NAIROBI, Kenya (AP) — Lawyers made their closing arguments Tuesday night to Kenya's Supreme Court over a challenge by longtime politician Raila Odinga to Kenyan President Uhuru Kenyatta's re-election earlier this month.
Odinga claims the declaration of Kenyatta's victory with 54 percent of the vote was fraudulent, contending hackers infiltrated the electoral commission's servers and manipulated results in the president's favor.
The challenger's lawyer, James Orengo, said the court should invalidate Kenyatta's win because a scrutiny of forms used to tally presidential results showed many lacked security features that the electoral commission agreed on. He said the forms also were not signed, as required to ensure accountability. He said those anomalies affected nearly 5 million votes.
"Our case has proven forgery alteration of documents, trickery and deception has been used in various ways," Orengo said.
Paul Muite, representing the electoral commission, said there is no law that specifies the forms for tallying presidential ballots must have security features.
Fred Ngatia, one of the attorneys for Kenyatta, urged the court to dismiss the challenge, saying there was no difference in the votes announced at the tallying center with those from the polling stations. That shows Kenyatta's win was legitimate, he said.
Another Kenyatta's lawyer, Ahmednasir Abdullahi, said Odinga's petition did not meet the standard of proof needed to invalidate a presidential vote, calling it "an allegation of rumors."
International election observer missions have said they saw no interference in the Aug. 8 vote. The electoral commission declared Kenyatta the winner three days later.
The court will make a ruling on petition Friday.

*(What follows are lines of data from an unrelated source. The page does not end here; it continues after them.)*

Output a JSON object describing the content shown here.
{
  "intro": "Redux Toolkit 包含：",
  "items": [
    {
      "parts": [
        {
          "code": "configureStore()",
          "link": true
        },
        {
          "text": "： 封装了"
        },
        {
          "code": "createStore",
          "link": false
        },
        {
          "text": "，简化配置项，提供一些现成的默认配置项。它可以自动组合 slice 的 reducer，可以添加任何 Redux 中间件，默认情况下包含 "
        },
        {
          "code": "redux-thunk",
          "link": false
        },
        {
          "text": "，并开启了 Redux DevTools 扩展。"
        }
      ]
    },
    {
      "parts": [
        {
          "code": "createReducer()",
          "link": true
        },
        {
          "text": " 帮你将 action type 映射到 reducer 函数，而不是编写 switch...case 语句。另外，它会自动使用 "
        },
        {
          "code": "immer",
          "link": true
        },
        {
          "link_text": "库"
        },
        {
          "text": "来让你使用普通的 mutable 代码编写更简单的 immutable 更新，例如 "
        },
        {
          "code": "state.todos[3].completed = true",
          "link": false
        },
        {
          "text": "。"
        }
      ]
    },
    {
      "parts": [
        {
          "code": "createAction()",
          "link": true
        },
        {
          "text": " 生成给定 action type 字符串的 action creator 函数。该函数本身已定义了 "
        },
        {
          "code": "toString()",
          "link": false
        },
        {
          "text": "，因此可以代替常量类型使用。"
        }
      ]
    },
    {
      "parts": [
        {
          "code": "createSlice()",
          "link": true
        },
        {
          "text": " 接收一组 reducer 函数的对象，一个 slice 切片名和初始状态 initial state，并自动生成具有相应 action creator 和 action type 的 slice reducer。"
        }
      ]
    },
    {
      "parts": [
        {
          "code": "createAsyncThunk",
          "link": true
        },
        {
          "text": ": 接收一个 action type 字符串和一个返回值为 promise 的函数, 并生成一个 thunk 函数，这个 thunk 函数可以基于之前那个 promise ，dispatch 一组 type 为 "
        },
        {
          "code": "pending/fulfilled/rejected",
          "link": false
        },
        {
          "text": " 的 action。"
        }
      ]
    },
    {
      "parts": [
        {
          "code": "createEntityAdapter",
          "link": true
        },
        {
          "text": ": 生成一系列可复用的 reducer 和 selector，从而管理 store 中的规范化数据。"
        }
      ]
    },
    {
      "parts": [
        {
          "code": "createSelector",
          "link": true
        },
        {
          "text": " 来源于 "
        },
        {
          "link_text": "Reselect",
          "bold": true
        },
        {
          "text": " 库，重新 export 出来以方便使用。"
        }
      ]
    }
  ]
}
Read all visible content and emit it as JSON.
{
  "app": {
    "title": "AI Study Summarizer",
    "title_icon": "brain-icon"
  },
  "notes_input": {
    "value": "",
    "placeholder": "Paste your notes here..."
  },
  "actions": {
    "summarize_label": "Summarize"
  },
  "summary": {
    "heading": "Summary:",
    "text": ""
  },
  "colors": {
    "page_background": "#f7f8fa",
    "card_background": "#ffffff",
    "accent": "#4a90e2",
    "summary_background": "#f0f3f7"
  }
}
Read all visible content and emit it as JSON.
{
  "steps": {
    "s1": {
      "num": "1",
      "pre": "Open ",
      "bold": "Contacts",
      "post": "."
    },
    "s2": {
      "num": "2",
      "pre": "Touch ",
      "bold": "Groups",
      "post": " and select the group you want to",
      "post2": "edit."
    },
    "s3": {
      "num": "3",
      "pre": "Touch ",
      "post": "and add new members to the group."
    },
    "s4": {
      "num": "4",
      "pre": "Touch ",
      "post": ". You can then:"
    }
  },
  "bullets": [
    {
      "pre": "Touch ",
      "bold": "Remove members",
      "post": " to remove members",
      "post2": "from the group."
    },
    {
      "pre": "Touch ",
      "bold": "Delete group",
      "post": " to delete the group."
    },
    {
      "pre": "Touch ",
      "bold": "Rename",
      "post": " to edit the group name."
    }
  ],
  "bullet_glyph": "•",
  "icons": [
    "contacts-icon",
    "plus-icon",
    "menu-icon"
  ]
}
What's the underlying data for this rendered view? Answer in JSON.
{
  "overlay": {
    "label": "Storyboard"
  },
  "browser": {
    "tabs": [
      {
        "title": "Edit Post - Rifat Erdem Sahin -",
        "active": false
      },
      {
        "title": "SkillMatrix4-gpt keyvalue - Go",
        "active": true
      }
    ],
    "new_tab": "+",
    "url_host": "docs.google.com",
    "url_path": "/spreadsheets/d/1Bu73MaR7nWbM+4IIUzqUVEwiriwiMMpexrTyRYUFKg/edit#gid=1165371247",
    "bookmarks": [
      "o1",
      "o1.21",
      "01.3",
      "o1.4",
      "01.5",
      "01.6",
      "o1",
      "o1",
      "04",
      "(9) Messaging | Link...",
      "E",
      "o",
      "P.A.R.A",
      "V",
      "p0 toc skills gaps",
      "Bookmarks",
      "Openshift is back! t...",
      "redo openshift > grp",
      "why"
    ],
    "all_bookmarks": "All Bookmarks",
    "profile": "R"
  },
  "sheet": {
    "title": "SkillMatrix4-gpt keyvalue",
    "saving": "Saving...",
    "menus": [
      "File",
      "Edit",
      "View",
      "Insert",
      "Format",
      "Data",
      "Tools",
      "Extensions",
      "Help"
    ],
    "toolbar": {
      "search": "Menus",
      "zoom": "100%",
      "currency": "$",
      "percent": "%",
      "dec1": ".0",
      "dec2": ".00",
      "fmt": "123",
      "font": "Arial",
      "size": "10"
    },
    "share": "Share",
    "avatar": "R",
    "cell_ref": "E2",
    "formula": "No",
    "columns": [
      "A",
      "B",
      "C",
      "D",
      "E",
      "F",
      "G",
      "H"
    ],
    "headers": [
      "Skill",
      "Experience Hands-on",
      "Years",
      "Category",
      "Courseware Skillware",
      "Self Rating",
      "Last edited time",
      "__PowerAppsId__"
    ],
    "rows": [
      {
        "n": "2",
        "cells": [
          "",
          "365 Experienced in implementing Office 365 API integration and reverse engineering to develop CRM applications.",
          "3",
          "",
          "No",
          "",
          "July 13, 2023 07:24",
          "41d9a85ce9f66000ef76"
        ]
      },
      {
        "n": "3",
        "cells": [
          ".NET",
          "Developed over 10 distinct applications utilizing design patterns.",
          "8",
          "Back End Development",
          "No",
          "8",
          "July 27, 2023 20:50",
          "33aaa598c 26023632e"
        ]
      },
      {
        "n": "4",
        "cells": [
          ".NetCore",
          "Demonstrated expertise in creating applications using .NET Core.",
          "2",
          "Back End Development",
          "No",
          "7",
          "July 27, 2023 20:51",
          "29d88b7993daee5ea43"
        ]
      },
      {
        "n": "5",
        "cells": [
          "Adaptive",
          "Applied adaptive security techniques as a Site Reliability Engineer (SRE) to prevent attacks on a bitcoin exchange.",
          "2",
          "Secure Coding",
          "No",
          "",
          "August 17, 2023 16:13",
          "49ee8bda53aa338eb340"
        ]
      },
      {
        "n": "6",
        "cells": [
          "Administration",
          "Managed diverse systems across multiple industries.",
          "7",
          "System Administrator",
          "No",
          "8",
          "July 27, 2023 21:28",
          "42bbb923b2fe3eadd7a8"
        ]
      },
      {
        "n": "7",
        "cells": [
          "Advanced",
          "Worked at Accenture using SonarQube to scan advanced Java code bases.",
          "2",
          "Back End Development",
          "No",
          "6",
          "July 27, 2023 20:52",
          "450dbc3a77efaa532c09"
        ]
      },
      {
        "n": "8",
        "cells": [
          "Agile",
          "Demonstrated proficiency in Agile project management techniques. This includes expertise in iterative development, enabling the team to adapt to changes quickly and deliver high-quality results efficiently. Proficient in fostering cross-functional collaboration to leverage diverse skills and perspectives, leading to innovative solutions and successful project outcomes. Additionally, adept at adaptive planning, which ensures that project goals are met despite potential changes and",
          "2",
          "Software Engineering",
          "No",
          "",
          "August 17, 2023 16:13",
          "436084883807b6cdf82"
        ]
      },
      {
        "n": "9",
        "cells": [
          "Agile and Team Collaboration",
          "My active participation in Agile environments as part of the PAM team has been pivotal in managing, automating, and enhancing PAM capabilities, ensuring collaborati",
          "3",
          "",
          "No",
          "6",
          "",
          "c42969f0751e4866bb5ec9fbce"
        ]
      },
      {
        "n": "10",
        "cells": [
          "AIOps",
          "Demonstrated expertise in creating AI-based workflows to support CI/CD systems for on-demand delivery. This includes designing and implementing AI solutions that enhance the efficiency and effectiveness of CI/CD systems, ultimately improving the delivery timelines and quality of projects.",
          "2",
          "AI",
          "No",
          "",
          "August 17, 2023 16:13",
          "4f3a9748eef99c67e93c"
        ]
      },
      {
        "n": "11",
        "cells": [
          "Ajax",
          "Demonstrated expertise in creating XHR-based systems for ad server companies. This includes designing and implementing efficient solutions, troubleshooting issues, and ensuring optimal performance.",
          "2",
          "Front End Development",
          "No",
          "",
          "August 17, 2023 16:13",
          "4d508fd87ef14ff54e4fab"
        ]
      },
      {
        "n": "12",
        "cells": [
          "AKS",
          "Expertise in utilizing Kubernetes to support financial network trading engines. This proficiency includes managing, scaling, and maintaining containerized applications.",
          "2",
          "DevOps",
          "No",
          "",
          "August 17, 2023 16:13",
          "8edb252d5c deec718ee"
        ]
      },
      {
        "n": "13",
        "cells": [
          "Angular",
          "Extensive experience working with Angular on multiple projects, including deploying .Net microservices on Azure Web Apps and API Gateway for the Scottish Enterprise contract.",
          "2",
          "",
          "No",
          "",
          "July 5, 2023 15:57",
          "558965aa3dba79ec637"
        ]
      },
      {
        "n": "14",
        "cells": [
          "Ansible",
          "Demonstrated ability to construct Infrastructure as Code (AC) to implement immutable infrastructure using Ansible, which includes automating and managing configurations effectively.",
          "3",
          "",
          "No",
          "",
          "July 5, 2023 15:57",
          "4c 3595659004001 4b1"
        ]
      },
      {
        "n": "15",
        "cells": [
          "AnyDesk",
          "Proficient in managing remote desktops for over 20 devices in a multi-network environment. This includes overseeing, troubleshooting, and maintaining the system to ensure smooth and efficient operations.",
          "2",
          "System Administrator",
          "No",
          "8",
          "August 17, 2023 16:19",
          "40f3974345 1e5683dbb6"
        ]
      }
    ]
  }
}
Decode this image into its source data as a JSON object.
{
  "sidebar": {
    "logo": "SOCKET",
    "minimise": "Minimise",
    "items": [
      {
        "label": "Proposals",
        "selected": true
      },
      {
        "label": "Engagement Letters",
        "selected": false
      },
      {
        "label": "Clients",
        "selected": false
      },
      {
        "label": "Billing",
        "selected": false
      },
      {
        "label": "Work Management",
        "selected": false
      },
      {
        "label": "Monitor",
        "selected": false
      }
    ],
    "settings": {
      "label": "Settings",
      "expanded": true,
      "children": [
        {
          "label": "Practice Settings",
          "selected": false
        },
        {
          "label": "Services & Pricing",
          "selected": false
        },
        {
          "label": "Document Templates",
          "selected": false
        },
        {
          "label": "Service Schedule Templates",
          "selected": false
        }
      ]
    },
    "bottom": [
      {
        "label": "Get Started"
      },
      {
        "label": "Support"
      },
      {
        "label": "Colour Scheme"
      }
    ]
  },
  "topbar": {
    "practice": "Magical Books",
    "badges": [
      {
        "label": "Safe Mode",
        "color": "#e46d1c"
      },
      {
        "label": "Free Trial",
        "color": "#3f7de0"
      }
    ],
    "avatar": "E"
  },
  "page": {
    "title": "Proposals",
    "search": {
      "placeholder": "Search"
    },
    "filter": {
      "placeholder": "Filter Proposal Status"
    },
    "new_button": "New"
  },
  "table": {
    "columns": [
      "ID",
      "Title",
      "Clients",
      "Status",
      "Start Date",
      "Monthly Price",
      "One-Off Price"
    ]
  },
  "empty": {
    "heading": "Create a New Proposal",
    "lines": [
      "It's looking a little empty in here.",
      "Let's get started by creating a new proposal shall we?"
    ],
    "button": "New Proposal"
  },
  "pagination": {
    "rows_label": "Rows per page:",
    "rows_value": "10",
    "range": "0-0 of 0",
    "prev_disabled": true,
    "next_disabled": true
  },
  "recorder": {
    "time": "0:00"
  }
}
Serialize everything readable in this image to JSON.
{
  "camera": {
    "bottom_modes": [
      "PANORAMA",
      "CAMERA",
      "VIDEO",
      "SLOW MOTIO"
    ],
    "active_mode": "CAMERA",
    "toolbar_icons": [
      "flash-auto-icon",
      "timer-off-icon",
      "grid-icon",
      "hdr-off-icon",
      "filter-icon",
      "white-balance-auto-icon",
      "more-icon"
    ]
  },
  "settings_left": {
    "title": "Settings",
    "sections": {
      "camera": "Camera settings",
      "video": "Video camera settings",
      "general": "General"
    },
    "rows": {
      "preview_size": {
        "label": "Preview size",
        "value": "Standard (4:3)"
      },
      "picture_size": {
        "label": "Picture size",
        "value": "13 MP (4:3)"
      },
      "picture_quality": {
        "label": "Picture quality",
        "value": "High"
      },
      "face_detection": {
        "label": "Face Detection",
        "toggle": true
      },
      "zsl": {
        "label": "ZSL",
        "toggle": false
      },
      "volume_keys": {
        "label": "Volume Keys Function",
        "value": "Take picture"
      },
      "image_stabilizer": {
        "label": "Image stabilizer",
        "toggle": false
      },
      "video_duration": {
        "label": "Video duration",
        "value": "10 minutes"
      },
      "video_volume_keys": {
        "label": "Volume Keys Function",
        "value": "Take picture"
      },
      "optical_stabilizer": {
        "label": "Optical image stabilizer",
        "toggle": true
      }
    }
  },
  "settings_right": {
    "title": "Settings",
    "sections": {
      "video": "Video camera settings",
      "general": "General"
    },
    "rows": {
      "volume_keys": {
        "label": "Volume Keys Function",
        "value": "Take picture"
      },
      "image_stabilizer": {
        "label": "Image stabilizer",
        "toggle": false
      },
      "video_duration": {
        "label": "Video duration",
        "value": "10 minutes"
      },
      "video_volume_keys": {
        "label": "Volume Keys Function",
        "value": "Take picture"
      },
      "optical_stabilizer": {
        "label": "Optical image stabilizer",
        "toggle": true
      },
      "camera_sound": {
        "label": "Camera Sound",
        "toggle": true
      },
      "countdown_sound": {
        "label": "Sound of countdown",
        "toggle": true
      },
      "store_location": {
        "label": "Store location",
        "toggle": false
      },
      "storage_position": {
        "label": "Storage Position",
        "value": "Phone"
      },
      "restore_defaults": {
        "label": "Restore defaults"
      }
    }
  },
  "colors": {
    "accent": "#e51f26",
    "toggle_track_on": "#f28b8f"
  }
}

Also during his closing arguments, Orengo said the electoral commission had denied his team full access to the servers and other equipment that transmitted results from polling stations to the tallying center despite a Monday order from the Supreme Court allowing "read only" access. The challengers contend the servers contain information that show hacking and altering of votes.
Muite said it took time to comply with the order because the commission's servers are based in Europe and the company that owns them is in the U.S. He denied officials had not given full access to the servers but said the multi-layered security made the process start late.
"You cannot be asked to nullify a presidential election on the basis of allegations, on the basis of suspicion. No one is challenging the numbers," Muite said.